One of our guides near a loggerhead turtle.
Finally, those of us in the water tore ourselves away from the sea creatures and reboarded the boat.  It was a 10 minute ride to the Silk Cayes - 3 tiny sand bars surrounded by coral beds.

One of the Silk Cayes.
This time Becki swam over to the caye while I snorkeled over the coral.  Another beautiful undersea world filled with colorful fish and both hard and soft corals.

Then it was time to go back to Ray Caye, shower off the salt, and prepare for yoga, dinner, and more yoga.

The head of this lobster may have been lunch for one of the sharks I swam with.


  1. Wilma, at last I have worked out that I need now need to use Chrome to be able to post comments! Anyway, thank you for visiting my blog again recently. What an extraordinary experience to swim with the turtles. Quite magical. Not forgetting the Nurse Sharks!

    1. So glad you figured it out, Caroline, because I had no clue! Swimming with the turtles was quite magical! Both the turtles and the nurse sharks completely ignored the humans in the water; which, all things considered, is a good thing!

  2. Replies
    1. Eating well usually features prominently in my travels! Poor lobsters.

  3. I am encouraged to hear good news of turtles. It must be magical to swim alongside them. Seems like Becki had a vacation she will not soon forget.

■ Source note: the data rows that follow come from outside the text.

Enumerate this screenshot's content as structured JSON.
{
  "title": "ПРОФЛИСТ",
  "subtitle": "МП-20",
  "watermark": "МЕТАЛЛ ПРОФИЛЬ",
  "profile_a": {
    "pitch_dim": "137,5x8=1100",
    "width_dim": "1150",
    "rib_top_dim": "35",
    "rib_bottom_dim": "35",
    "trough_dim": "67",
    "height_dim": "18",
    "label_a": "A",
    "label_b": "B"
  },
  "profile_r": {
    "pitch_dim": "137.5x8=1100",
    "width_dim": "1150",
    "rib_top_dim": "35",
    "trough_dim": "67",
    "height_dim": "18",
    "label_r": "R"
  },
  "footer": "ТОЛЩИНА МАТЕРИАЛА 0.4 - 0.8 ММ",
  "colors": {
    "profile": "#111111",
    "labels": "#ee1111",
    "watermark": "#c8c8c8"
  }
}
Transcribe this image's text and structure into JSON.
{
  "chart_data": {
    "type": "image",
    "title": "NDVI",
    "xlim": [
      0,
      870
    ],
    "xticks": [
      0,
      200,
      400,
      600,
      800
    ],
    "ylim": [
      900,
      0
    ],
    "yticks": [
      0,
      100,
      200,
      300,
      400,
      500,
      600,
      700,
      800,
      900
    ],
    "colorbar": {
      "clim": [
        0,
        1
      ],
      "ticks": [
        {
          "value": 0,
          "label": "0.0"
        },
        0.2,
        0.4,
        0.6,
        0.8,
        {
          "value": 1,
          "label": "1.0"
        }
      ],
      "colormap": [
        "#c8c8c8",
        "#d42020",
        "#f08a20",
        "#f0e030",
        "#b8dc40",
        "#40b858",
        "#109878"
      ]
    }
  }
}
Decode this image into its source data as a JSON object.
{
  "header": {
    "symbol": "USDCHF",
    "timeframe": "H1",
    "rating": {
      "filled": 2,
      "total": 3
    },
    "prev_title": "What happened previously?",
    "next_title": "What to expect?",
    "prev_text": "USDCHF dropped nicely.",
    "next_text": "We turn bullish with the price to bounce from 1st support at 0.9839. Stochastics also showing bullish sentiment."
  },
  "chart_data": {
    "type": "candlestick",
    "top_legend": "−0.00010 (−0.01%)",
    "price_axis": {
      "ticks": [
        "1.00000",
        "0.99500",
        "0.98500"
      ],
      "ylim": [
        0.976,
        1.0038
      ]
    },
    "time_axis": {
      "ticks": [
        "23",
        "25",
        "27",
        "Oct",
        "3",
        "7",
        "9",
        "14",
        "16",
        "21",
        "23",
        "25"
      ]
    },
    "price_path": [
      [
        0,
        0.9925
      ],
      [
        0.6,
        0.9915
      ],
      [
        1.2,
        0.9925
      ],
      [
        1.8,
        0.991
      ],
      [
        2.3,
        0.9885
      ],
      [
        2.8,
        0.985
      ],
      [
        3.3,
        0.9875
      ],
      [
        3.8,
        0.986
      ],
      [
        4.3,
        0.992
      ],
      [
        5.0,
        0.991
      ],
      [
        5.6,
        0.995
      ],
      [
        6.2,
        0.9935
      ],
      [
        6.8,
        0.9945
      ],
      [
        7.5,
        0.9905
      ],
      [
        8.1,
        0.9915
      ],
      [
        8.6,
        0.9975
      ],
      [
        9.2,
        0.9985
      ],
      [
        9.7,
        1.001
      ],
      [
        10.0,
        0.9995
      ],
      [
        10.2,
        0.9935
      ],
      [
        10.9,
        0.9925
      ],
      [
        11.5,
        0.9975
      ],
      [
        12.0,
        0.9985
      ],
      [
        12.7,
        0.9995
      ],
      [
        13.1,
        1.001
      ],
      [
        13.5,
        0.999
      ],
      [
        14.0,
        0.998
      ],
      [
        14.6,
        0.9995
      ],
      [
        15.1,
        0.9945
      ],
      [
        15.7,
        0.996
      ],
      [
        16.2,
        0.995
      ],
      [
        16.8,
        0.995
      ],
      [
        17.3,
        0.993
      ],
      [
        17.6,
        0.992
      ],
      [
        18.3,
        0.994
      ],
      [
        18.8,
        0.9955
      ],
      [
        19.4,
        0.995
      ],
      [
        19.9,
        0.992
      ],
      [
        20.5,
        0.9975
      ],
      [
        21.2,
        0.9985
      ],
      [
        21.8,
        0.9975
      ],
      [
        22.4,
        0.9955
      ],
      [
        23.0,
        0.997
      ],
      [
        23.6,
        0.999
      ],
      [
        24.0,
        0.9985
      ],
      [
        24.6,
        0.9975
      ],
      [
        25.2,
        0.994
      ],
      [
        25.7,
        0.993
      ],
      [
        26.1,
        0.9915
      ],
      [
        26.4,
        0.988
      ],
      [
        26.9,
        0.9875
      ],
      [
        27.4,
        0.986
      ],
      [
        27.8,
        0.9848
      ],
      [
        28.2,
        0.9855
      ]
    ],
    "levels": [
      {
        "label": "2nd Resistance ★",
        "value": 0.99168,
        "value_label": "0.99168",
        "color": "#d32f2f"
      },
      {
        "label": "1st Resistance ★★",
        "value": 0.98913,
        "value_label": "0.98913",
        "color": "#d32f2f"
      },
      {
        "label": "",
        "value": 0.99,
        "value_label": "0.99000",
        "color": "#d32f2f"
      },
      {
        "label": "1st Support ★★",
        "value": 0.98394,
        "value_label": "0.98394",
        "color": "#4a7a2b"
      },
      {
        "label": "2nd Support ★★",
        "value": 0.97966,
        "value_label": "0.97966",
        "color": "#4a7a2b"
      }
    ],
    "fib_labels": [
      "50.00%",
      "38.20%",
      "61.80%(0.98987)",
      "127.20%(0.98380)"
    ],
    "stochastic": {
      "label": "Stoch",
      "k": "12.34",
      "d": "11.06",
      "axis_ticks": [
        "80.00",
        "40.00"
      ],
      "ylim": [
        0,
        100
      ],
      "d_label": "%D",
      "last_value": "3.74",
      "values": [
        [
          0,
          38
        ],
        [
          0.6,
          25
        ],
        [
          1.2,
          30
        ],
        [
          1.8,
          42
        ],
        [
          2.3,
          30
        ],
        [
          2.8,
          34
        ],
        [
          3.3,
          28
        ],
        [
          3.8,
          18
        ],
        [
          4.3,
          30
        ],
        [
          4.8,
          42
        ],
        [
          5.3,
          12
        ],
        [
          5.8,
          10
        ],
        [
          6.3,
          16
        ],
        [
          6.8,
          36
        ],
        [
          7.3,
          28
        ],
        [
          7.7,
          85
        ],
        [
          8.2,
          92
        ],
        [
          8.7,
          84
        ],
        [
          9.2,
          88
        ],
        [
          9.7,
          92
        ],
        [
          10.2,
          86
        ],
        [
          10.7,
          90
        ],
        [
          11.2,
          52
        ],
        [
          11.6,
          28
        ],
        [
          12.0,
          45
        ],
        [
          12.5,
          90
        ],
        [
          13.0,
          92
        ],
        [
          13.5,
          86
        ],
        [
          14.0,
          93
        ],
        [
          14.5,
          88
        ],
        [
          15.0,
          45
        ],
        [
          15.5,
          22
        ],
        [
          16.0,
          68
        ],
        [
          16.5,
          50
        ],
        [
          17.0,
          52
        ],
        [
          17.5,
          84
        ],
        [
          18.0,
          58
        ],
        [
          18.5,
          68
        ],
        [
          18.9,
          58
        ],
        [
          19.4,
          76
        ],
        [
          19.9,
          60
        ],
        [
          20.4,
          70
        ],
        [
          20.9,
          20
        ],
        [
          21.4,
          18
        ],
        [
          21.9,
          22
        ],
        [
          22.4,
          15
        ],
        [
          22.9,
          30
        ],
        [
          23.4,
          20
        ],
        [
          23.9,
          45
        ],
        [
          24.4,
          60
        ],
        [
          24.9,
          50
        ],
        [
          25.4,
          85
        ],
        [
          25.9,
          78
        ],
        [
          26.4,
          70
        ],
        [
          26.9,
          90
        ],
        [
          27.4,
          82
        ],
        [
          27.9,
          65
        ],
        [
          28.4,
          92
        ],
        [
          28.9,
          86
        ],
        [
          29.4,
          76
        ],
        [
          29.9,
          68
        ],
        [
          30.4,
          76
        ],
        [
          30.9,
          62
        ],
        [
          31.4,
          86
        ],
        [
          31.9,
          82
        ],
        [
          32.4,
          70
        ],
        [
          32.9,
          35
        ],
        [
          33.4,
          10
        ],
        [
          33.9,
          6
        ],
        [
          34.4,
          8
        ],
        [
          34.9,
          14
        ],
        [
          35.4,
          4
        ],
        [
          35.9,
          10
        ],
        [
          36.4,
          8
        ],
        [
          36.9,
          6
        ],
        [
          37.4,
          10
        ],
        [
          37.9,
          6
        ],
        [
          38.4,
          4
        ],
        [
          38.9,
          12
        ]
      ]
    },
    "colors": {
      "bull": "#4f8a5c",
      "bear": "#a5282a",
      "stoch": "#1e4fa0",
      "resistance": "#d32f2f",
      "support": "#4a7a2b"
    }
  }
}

  4. Well, that is all just heaven. I mean truly and really heaven.

  5. How utterly wonderful to swim with the turtles. I hope that Belize is doing its part to protect them. I think it's safe to conclude that Becki had a fabulous vacation she will not soon forget.

    1. Belize makes a big effort to protect turtles and other wildlife. There are excellent conservancy regulations in place; enforcing them is sometimes another matter. Neither Becki nor I are likely to forget this vacation.